One of those is Sierra Nevada Community Access Television in Reno. The other is the Brewery Arts Center in Carson City.
The contract with the current management, Cable Access Television Foundation, ends Dec. 31 and will not be renewed, according to City Official Liz Teixeira. The city now pays CATF $110,000 a year to run both stations.
But the city wants better service. And CATF has had financial issues since the days a former director embezzled nearly half a million dollars over a four-year period that ended in 2003. CATF has also failed to meet total programming hours, including requisite programs for the hearing impaired, according to the city.
Carson City officials will now request formal proposals from the two nonprofits. But Teixeira said in order to have the time to review the proposals and make the best decision, a six-month temporary operating agreement with SNCAT will likely be made.
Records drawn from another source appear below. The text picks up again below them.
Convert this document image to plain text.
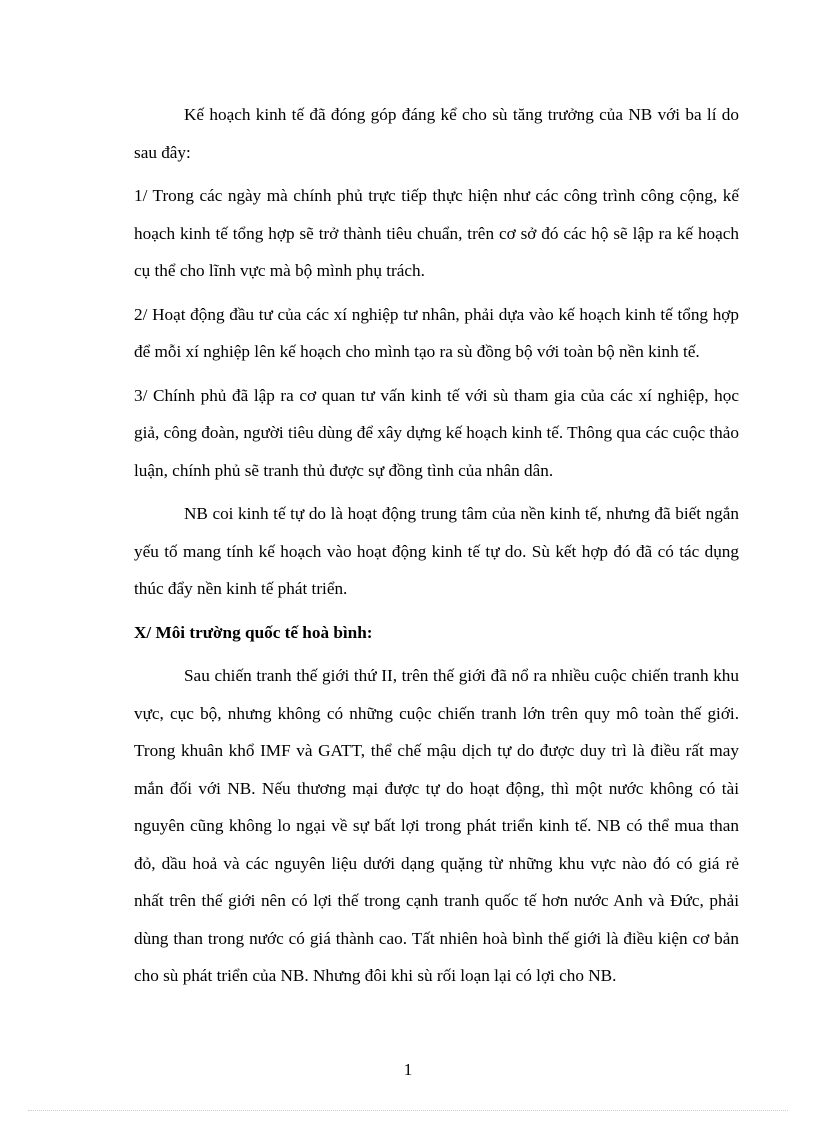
Kế hoạch kinh tế đã đóng góp đáng kể cho sù tăng trưởng của NB với ba lí do sau đây:

1/ Trong các ngày mà chính phủ trực tiếp thực hiện như các công trình công cộng, kế hoạch kinh tế tổng hợp sẽ trở thành tiêu chuẩn, trên cơ sở đó các hộ sẽ lập ra kế hoạch cụ thể cho lĩnh vực mà bộ mình phụ trách.

2/ Hoạt động đầu tư của các xí nghiệp tư nhân, phải dựa vào kế hoạch kinh tế tổng hợp để mỗi xí nghiệp lên kế hoạch cho mình tạo ra sù đồng bộ với toàn bộ nền kinh tế.

3/ Chính phủ đã lập ra cơ quan tư vấn kinh tế với sù tham gia của các xí nghiệp, học giả, công đoàn, người tiêu dùng để xây dựng kế hoạch kinh tế. Thông qua các cuộc thảo luận, chính phủ sẽ tranh thủ được sự đồng tình của nhân dân.

NB coi kinh tế tự do là hoạt động trung tâm của nền kinh tế, nhưng đã biết ngắn yếu tố mang tính kế hoạch vào hoạt động kinh tế tự do. Sù kết hợp đó đã có tác dụng thúc đẩy nền kinh tế phát triển.

X/ Môi trường quốc tế hoà bình:

Sau chiến tranh thế giới thứ II, trên thế giới đã nổ ra nhiều cuộc chiến tranh khu vực, cục bộ, nhưng không có những cuộc chiến tranh lớn trên quy mô toàn thế giới. Trong khuân khổ IMF và GATT, thể chế mậu dịch tự do được duy trì là điều rất may mắn đối với NB. Nếu thương mại được tự do hoạt động, thì một nước không có tài nguyên cũng không lo ngại về sự bất lợi trong phát triển kinh tế. NB có thể mua than đỏ, dầu hoả và các nguyên liệu dưới dạng quặng từ những khu vực nào đó có giá rẻ nhất trên thế giới nên có lợi thế trong cạnh tranh quốc tế hơn nước Anh và Đức, phải dùng than trong nước có giá thành cao. Tất nhiên hoà bình thế giới là điều kiện cơ bản cho sù phát triển của NB. Nhưng đôi khi sù rối loạn lại có lợi cho NB.

1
“We’d like to bring forward an interim agreement with SNCAT and at least keep the station on,” she said. “The board (of supervisors) does not want at all the channels to go black if we can help it.”
John Procaccini, executive director of BAC, said cable management could be conducted from their existing facilities, including two performance halls for productions. An interview lab would be added if BAC is offered the contract.
“We’re very interested,” Procaccini said. “The Brewery Arts Center wants to do this for a couple of reasons. We’re a community organization. While SNCAT is a quality organization they certainly don’t have any base in this community, but they certainly know what they’re doing. But we’re the trusted entity.”
He said Carson City is in need of more digital, electronic and broadcast arts. And that BAC already has so much production under way with its theater productions.
“That’s why we see ourselves as a good fit,” he said.
Vivienne French, executive director of SNCAT, said her nonprofit can handle two more stations on top of the four it manages in Washoe County. SNCAT runs the City of Reno Channel 13, City of Sparks Channel 15, Public Access Channel 16 and Washoe County Channel 16.
“We like the regionalization (aspect of this opportunity), the fact that the two cities are only 30 miles apart,” French said. “We think we have the experience with the four channels that we run up here to give Carson City superior service.”
If offered the contract, SNCAT would establish a media center similar to the one operated in Reno. French said funding for such a center would be done contractually in conjunction with the city. Two full-time staff members would likely be hired.
“We’re looking at a little bit of expansion up here anyway,” she said. “This sorts of fits in with the plan as we go.”
SNCAT has been operating in Washoe County since 1991. Its mission it to provide public education and government services programming. If SNCAT is offered the six-month contract at the December board of supervisor’s meeting, the nonprofit would operate temporarily from the community center, French said.
“We will do a certain amount of programming there for them,” she said. “A lot of stuff we can do over the World Wide Web. It will not be Truckee Meadows Community (broadcasting) in Carson City.”
The length of the contract with the new management will be decided once a permanent nonprofit is chosen.